Вся команда находится в тревоге. Курс беспрестанно меняется. Пройдено уже километров двадцать пять, но признаков города не видно и места по-прежнему незнакомые.

Время неизвестно.

Курс зюйд-зюйд-вест. Поймали одного пескаря. Изжарить его не на чем, разводить костер на берегу не имеет смысла. Капитан Садиков перебежал по реке на флагман, разделил пескаря на десять частей и предложил каждому съесть его сырым, утверждая, что всем путешественникам приходится питаться сырым мясом. Он предложил пассажиру Ковчегову самый большой кусок, но тот попросил оставить его в покое.

Другие члены команды тоже отказались от пищи. Капитан Садиков съел всё сам.

Приблизительно через пять минут.

Курс норд-вест. Вяжу на берегу деревню, сожженную фашистами. Одни только печные трубы да возле них — землянки. Но кое-где уже строят дома.

Отдал распоряжение причалить.

Приблизительно через полчаса.

Курс опять зюйд. Продолжаем путь. Положение угрожающее. Деревня называется Ивановкой. Жители ее сообщили нам, что отсюда до города сушей двадцать семь километров, а сколько водным путем — неизвестно. Пассажир Ковчегов решил было итти на железнодорожную станцию, но оказалось, что до нее отсюда тридцать один километр. Произошел очень неприятный разговор с пассажиром Ковчеговым. Он сказал, что его теперь привлекут к ответственности за прогул и что нужно выжить из ума, чтобы на старости лет связаться с такими людьми, как мы. Он решил итти пешком в город.

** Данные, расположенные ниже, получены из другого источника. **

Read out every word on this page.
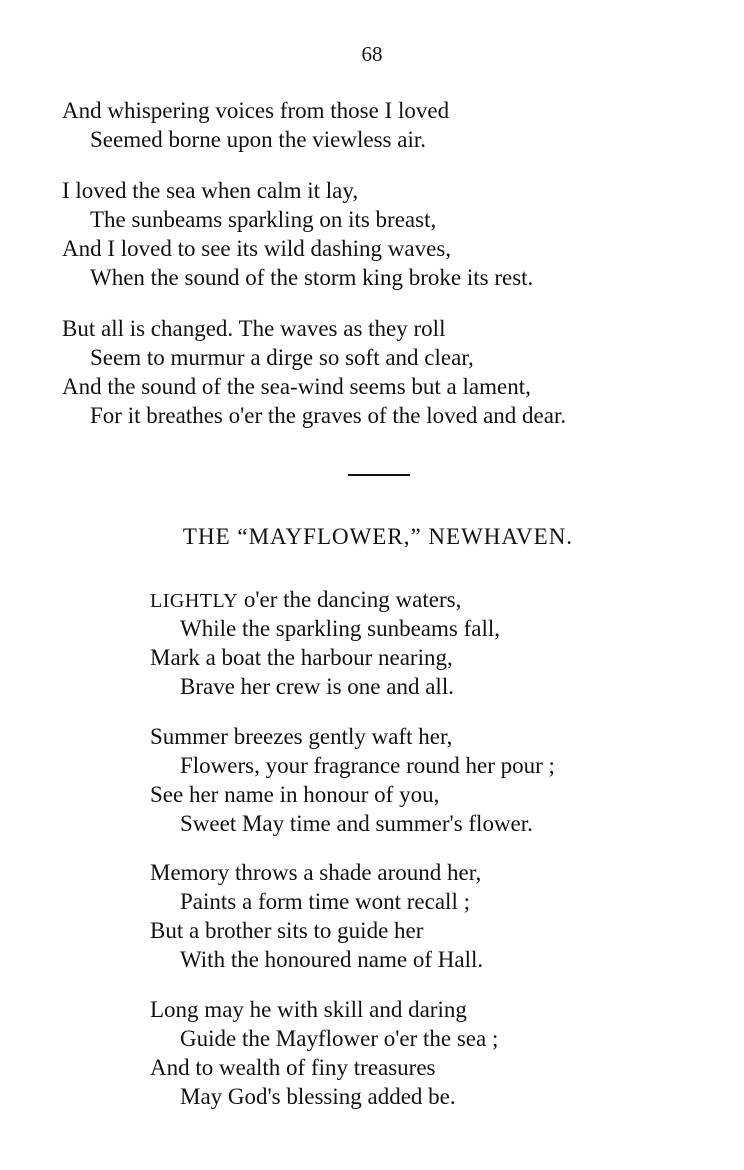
68
And whispering voices from those I loved
Seemed borne upon the viewless air.
I loved the sea when calm it lay,
The sunbeams sparkling on its breast,
And I loved to see its wild dashing waves,
When the sound of the storm king broke its rest.
But all is changed. The waves as they roll
Seem to murmur a dirge so soft and clear,
And the sound of the sea-wind seems but a lament,
For it breathes o'er the graves of the loved and dear.
THE “MAYFLOWER,” NEWHAVEN.
LIGHTLY o'er the dancing waters,
While the sparkling sunbeams fall,
Mark a boat the harbour nearing,
Brave her crew is one and all.
Summer breezes gently waft her,
Flowers, your fragrance round her pour ;
See her name in honour of you,
Sweet May time and summer's flower.
Memory throws a shade around her,
Paints a form time wont recall ;
But a brother sits to guide her
With the honoured name of Hall.
Long may he with skill and daring
Guide the Mayflower o'er the sea ;
And to wealth of finy treasures
May God's blessing added be.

Капитан Садиков сказал пассажиру Ковчегову, что он не дойдет голодный и что пусть он лучше останется на плоту, так как плоты будут плыть всю ночь и к утру все-таки должны прибыть в город. Пассажир Ковчегов ничего не ответил, но на плоту остался.

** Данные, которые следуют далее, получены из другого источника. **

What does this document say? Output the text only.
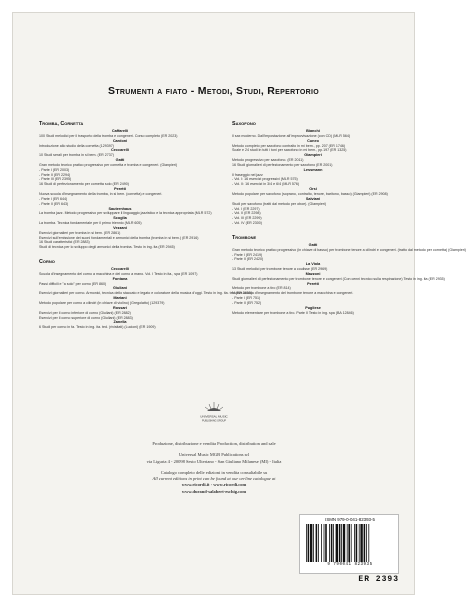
Strumenti a fiato - Metodi, Studi, Repertorio
Tromba, Cornetta
Caffarelli
100 Studi melodici per il trasporto della tromba e congeneri. Corso completo (ER 2023)
Cardoni
Introduzione allo studio della cornetta (129397)
Ceccarelli
10 Studi serali per tromba in si bem. (ER 2737)
Gatti
Gran metodo teorico pratico progressivo per cornetta e tromba e congeneri. (Gianpieri)
- Parte I (ER 2003)
- Parte II (ER 2294)
- Parte III (ER 2395)
16 Studi di perfezionamento per cornetta solo (ER 2490)
Peretti
Nuova scuola d'insegnamento della tromba, in si bem. (cornetta) e congeneri.
- Parte I (ER 644)
- Parte II (ER 643)
Sauternhaus
La tromba jazz. Metodo progressivo per sviluppare il linguaggio jazzistico e la tecnica appropriata (MLR 572)
Scoglia
La tromba. Tecnica fondamentale per il primo triennio (MLR 605)
Vezzani
Esercizi giornalieri per tromba in si bem. (ER 2861)
Esercizi sull'emissione dei suoni fondamentali e armonici della tromba (tromba in si bem.) (ER 2916)
16 Studi caratteristici (ER 2883)
Studi di tecnica per lo sviluppo degli armonici della tromba. Testo in ing. ita (ER 2945)
Corno
Ceccarelli
Scuola d'insegnamento del corno a macchina e del corno a mano. Vol. I Testo in ita., spa (ER 1097)
Fontana
Passi difficili e "a solo" per corno (ER 860)
Giuliani
Esercizi giornalieri per corno. Armonici, tecnica dello staccato e legato e colorature della musica d'oggi. Testo in ing. ita. ted (ER 2855)
Mariani
Metodo popolare per corno a cilindri (in chiave di violino) (Gregolatto) (129379)
Rossari
Esercizi per il corno inferiore di corno (Giuliani) (ER 2882)
Esercizi per il corno superiore di corno (Giuliani) (ER 2883)
Zanella
6 Studi per corno in fa. Testo in ing. ita. ted. (rivisitati) (Lucioni) (ER 1909)
Saxofono
Bianchi
Il sax moderno. Dall'impostazione all'improvvisazione (con CD) (MLR 564)
Cuneo
Metodo completo per saxofono contralto in mi bem., pp. 207 (ER 1746)
Scale e 24 studi in tutti i toni per saxofono in mi bem., pp.197 (ER 1325)
Giampieri
Metodo progressivo per saxofono. (ER 2011)
16 Studi giornalieri di perfezionamento per saxofono (ER 2001)
Lessmann
Il fraseggio nel jazz
- Vol. I: 16 esercizi progressivi (MLR 575)
- Vol. II: 16 esercizi in 3/4 e 6/4 (MLR 576)
Orsi
Metodo popolare per saxofono (soprano, contralto, tenore, baritono, basso) (Giampieri) (ER 2908)
Salviani
Studi per saxofono (tratti dal metodo per oboe). (Giampieri)
- Vol. I (ER 2297)
- Vol. II (ER 2298)
- Vol. III (ER 2299)
- Vol. IV (ER 2300)
Trombone
Gatti
Gran metodo teorico pratico progressivo (in chiave di basso) per trombone tenore a cilindri e congeneri. (tratto dal metodo per cornetta) (Giampieri)
- Parte I (ER 2419)
- Parte II (ER 2420)
La Viola
13 Studi melodici per trombone tenore a coulisse (ER 2969)
Mazzoni
Studi giornalieri di perfezionamento per trombone tenore e congeneri (Con cenni tecnico sulla respirazione) Testo in ing. ita (ER 2935)
Peretti
Metodo per trombone a tiro (ER 814)
Nuova scuola d'insegnamento del trombone tenore a macchina e congeneri.
- Parte I (ER 751)
- Parte II (ER 752)
Pugliese
Metodo elementare per trombone a tiro. Parte II Testo in ing. spa (BA 12846)
UNIVERSAL MUSIC
PUBLISHING GROUP
Produzione, distribuzione e vendita Production, distribution and sale
Universal Music MGB Publications srl
via Liguria 4 - 20098 Sesto Ulteriano - San Giuliano Milanese (MI) - Italia
Catalogo completo delle edizioni in vendita consultabile su
All current editions in print can be found at our on-line catalogue at
www.ricordi.it · www.ricordi.com
www.durand-salabert-eschig.com
ISMN 979-0-041-82393-5
9 790041 823935
ER 2393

Наблюдаю заход солнца. Снова плывем в лесистой местности. Ширина реки шесть-семь метров. Небо заволакивается тучами. Положение отчаянное. Большинство членов команды, измученные бессонной ночью и голодом, спят. Капитана Садикова сразило желудочное заболевание. Он командует «Тараном», лежа на спине и поджав к животу колени.

Солнце зашло. Пишу в сумерках. Все небо в тучах. Все спят, кроме капитанов, пассажира и меня. «Таран» плывет впереди, никем не управляемый. Капитан Садиков временами издает стоны, но не теряет бодрости духа. Он утверждает, что все болезни пройдут, как только переварится пескарь.

Пассажир Ковчегов оглашает воздух жалобами. Он говорит, что если бы он смог добиться в Пичужках транспорта для досок, то его опоздание на сутки можно было бы оправдать, но сейчас он возвращается ни с чем.

…Только что посоветовал ему доставить доски водным путем. Он как-то странно посмотрел на меня, ничего не ответил и впал в глубокую задумчивость.

Явно приближается шторм. Почти ничего не видно. Необходимо разбудить команду.

Совсем темно. Шторм вот-вот разразится. Слышу могучие раскаты грома. Вся команда работает. Флагман несется по очень узкому фарватеру со скоростью четырех-пяти узлов.

Капитан Садиков, превозмогая страдание, тоже принял меры: «Таран» ушел далеко вперед и скрылся во мраке. Пишу, стоя рядом с капитаном Кривохижа, на самом носу корабля, при свете прожектора, который хоть и очень слабо, но освещает нам путь. Фарватер узкий и опасный. Много подводных рифов (коряг). На «Таране» нет прожектора. Боюсь, что с ним произойдет ава…

вернуться

1

Здесь увлекшийся автор явно допускает неточность.